Transform Meta Info

Display Name
Mirror: External links found
Transform Name
WebsiteToWebsite_Mirror
Short Description
This transform uses Gary's Ruby website mirror to spider the site and extract links
Owner
Paterva
Author
Roelof Temmingh (roelof@paterva.com), Gary Oleary-Steele (garyo@sec-1.com)
Input
Website
Output
Website

Description

This transform will make a (partial) mirror of the web site and extract all external links found on the site - these will be returned as website entities. The slider plays a big role in this transform as it set the time-out for the mirroring process.
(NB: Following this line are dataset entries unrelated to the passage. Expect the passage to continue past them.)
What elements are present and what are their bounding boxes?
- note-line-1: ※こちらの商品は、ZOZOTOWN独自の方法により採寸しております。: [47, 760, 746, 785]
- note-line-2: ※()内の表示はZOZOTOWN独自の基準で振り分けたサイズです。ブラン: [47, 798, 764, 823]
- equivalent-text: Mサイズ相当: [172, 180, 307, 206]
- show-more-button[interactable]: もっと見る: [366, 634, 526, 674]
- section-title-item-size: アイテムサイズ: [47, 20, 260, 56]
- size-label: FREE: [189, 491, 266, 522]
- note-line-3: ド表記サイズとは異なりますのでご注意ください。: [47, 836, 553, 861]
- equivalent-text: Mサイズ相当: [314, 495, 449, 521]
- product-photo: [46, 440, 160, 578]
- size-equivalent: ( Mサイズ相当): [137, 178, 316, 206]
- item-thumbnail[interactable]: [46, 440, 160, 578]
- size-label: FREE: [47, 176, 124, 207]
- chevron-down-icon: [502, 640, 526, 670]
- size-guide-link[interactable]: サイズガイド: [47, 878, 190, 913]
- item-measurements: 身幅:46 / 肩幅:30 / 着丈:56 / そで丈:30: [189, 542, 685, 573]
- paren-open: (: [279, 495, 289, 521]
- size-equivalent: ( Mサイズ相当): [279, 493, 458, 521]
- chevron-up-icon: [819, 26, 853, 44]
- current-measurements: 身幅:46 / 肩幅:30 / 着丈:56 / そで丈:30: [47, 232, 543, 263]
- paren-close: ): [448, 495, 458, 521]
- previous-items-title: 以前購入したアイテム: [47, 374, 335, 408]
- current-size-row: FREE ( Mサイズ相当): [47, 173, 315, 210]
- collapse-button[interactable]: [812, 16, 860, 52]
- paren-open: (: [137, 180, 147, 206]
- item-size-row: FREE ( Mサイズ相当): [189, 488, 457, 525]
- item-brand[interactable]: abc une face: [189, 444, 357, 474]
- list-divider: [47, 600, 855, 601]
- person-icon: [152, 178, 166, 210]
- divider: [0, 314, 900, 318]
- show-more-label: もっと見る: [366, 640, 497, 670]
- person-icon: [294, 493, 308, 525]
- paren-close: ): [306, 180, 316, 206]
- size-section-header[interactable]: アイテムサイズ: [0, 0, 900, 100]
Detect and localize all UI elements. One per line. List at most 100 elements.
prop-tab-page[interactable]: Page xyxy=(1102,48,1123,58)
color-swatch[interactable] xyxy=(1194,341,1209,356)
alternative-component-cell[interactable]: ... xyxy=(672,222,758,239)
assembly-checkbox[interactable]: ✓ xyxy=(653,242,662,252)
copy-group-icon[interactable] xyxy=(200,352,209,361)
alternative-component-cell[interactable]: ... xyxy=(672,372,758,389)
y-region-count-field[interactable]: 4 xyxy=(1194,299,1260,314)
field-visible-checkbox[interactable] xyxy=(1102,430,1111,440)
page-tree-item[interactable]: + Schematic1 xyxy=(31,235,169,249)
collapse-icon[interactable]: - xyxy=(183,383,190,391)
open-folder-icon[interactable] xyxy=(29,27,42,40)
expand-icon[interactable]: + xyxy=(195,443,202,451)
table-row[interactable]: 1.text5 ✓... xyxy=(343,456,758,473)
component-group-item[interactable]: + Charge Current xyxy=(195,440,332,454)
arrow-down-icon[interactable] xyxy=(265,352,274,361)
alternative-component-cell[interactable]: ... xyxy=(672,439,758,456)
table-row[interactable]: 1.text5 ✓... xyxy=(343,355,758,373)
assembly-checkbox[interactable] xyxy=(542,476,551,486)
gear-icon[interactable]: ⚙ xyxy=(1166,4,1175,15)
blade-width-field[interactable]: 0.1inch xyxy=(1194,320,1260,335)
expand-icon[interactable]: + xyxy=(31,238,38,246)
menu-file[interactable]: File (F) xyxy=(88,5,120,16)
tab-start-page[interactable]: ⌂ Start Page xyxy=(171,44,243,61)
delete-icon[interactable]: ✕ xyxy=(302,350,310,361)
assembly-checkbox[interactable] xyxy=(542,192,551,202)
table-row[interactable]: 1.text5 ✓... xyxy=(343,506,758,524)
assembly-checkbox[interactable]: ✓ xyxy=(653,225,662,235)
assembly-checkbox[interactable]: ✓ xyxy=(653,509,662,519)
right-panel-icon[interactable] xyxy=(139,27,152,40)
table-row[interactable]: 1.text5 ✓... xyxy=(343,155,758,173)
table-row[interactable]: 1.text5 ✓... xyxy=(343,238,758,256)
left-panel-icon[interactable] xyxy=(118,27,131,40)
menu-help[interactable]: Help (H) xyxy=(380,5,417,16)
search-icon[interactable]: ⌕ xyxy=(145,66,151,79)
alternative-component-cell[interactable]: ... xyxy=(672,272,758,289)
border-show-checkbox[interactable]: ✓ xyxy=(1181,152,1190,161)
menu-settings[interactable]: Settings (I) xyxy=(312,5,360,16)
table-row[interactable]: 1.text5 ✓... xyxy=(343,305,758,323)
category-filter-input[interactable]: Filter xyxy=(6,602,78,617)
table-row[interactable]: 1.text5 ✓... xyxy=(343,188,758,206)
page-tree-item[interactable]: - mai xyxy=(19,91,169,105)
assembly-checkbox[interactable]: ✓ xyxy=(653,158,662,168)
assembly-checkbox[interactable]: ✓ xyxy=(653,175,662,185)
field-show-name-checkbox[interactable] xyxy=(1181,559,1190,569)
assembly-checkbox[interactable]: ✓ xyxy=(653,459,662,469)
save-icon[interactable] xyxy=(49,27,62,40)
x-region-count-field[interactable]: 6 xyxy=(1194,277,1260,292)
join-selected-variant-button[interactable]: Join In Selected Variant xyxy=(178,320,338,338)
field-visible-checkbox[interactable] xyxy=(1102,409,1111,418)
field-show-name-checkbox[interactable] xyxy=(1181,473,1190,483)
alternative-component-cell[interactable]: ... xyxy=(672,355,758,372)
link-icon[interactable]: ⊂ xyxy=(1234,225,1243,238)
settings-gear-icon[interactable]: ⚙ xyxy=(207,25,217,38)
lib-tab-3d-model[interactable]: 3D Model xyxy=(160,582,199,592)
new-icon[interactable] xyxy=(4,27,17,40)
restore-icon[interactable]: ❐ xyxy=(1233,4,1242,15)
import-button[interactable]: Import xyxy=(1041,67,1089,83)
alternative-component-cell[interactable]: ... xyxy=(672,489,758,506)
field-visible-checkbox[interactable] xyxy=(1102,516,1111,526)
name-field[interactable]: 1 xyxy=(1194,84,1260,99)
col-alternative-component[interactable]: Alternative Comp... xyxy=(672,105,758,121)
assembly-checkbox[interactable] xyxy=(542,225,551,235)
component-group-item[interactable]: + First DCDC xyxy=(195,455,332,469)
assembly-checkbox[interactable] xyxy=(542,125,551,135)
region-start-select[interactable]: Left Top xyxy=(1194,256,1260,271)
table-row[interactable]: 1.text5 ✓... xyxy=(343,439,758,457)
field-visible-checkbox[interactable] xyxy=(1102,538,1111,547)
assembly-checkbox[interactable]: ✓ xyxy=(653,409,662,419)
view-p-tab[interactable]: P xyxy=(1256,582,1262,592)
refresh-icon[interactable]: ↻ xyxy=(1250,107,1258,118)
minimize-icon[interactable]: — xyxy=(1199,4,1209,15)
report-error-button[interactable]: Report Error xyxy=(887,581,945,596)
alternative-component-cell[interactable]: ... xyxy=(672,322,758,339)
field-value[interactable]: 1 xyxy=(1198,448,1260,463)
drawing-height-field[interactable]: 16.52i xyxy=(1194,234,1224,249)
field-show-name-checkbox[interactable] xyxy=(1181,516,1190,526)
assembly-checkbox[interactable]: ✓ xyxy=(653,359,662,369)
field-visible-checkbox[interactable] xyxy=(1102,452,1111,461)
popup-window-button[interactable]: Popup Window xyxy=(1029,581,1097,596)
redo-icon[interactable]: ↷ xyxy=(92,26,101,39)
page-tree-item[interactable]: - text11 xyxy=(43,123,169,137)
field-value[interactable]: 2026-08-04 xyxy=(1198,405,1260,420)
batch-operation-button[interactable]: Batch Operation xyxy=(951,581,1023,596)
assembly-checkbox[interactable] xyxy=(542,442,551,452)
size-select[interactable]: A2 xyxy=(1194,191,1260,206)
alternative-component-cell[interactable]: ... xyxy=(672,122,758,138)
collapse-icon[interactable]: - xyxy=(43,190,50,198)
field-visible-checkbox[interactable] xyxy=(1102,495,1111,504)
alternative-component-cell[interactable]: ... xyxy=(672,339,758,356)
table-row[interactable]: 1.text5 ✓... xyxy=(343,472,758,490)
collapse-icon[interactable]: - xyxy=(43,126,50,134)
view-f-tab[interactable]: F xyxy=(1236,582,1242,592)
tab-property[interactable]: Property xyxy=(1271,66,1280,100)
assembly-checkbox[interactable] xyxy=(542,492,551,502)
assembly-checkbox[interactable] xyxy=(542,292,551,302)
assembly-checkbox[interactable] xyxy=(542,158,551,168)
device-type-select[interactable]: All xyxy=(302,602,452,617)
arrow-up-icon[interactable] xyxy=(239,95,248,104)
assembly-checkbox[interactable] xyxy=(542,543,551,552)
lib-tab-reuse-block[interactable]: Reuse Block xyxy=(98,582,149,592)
The higher (to the right) the slider is set, the deeper the mirroring process will go, and hopefully, the more results you'll get. The process runs via a caching server (that is local on the box) which means that you won’t be doing the data transfer to the site twice (if you run the transform again) - expect of course if the first round did not manage to get the entire site. Also keep in mind that not all sites are mirror friendly. Flash based sites will give problems as will sites with exotic JavaScript menus and redirects.

Typical Use Case

URL --> Website ==> Externally linked websites

==> Mirror: External links found

--> Related Transform

Example

Starting with the URL for our homepage, we can convert the URL entity into a website entity. From the website entity we can run this transform to find the external websites that we link to.